After all that, in September 2020, it leaked AGAIN:

This time, we were prepared. We had installed leak sensors that both start screaming loudly if there is even a hint of water on them. They are also attached to an app that alerts both of our phones. We had put two of them under the dishwasher, so this time, we knew immediately.

We got GE to come out. That took another month from leak to appointment to ordering of the part to actually fixing it because the parts are all in Kentucky. Nothing is kept locally.

That is a dehumidifier in the photo above, by the way. We must be some of the only people in the Phoenix Valley that have had a strong reason to own one of these here, considering the local climate.

It managed to leak several more times, approximately every 3 months, triggering the same process: cease use, call GE out, carry on not using it for 3-4 weeks and get a part replaced. We got to know the local GE repairmen very well.

Nearly every single part on the thing that could leak was replaced, but last week, both the seal on the door and yet ANOTHER part managed to fail within a few days of each other. We finally gave up and bought a Maytag:

In theory, I want to like the idea of getting things repaired. It is less wasteful and sounds sensible, but it takes so, so long. The current set up encourages you to just buy a new appliance rather than replacing parts if you have the money. Even with warranties, we have seen repeated evidence that you can have a good 3-4 weeks of not being able to use the item in question with the warranty, but you can get a brand new one within a single day. We ordered the Maytag from Spencer’s Wednesday afternoon and we were running it by Thursday night. If you can afford it, going through the hassle of not being able to use a major appliance in your house for a month each time doesn’t feel worth it.

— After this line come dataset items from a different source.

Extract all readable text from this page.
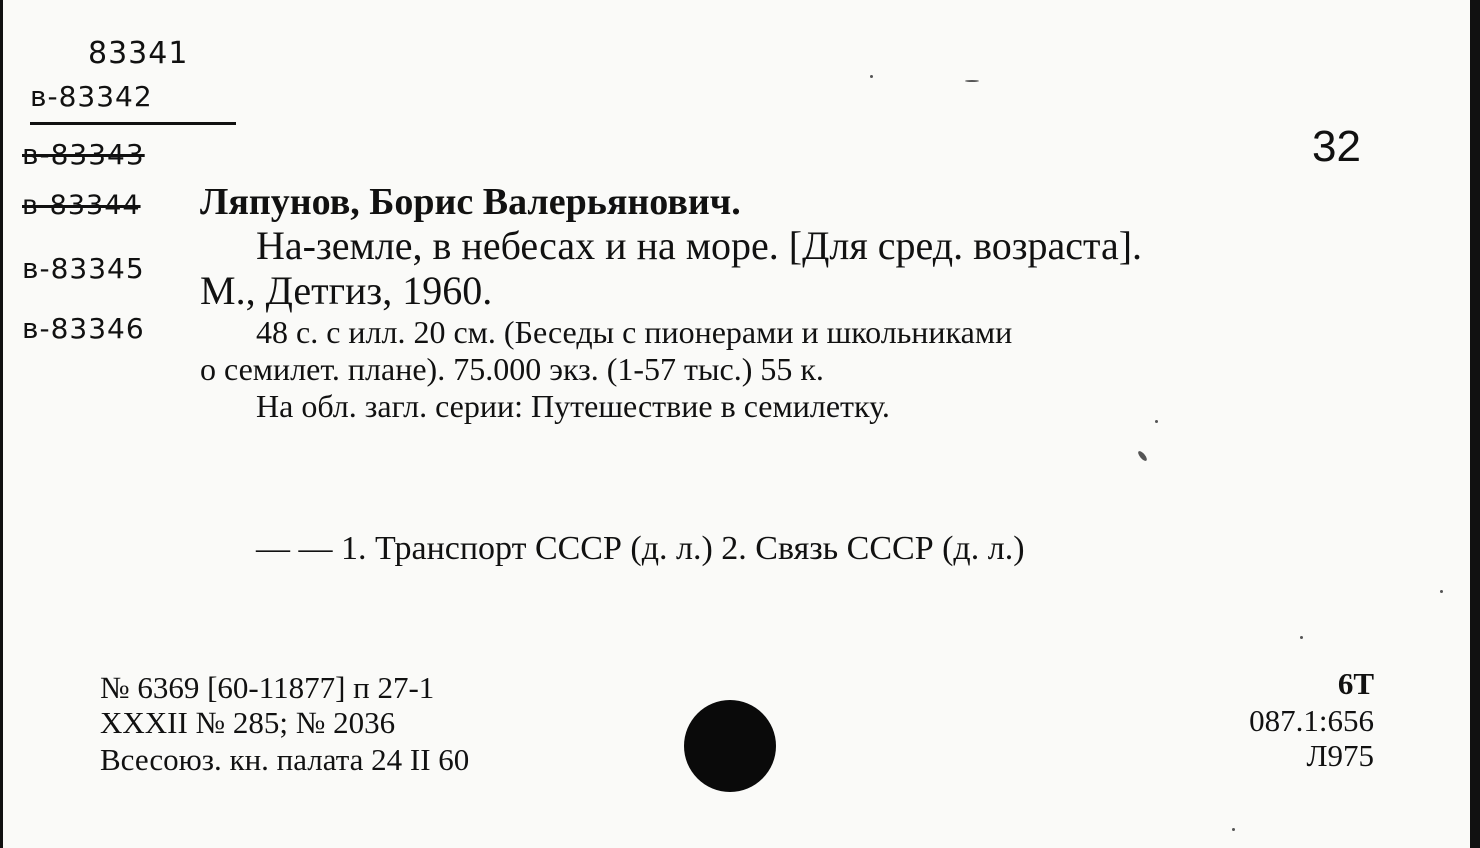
83341
в-83342
в-83343
в-83344
в-83345
в-83346
32
Ляпунов, Борис Валерьянович.
На-земле, в небесах и на море. [Для сред. возраста].
М., Детгиз, 1960.
48 с. с илл. 20 см. (Беседы с пионерами и школьниками
о семилет. плане). 75.000 экз. (1-57 тыс.) 55 к.
На обл. загл. серии: Путешествие в семилетку.
— — 1. Транспорт СССР (д. л.) 2. Связь СССР (д. л.)
№ 6369 [60-11877] п 27-1
XXXII № 285; № 2036
Всесоюз. кн. палата 24 II 60
6Т
087.1:656
Л975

Once your warranty is up, particularly in the case of a dishwasher, the pricing on parts also discourages fixing it and encourages full replacement. It would have cost us half the price of a brand new mid-priced machine and most of the cost of a cheap one. This is because GE would not just sell us a new seal, but rather would make us replace the whole door. On top of the other broken part, this would have totaled up to around 350 dollars. Our new dishwasher cost about double this. Cheaper models were only a couple hundred dollars more and also available for next day delivery.

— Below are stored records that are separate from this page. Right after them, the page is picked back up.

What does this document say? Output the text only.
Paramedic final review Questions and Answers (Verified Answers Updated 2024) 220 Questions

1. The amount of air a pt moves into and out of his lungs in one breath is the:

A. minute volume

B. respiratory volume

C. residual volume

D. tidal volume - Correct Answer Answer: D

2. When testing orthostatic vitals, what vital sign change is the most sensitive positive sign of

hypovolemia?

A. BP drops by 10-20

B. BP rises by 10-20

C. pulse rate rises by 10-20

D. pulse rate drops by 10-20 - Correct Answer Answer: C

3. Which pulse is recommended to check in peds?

The appliance industry needs to become more mindful of waste. It should not price things in such a way that it encourages you to throw out a machine and replace it. It should not take a month to replace a part and parts should be available in every major region at least. It’s ridiculous that replacement parts are thousands of miles away in one city in Kentucky when the Phoenix area is the fifth largest metro area in the country and next to the extraordinary highly populated state of California. GE should have at least have one Western distribution center.

At any rate, I live in hope the the Maytag will be better. If it can last 3 years without an issue at this point, we will be happy after this experience.

Just as an FYI for anyone dishwasher shopping, the one you want to avoid is model GDT655SSJ5SS. Personally, we plan on staying away from the whole GE brand forever after this.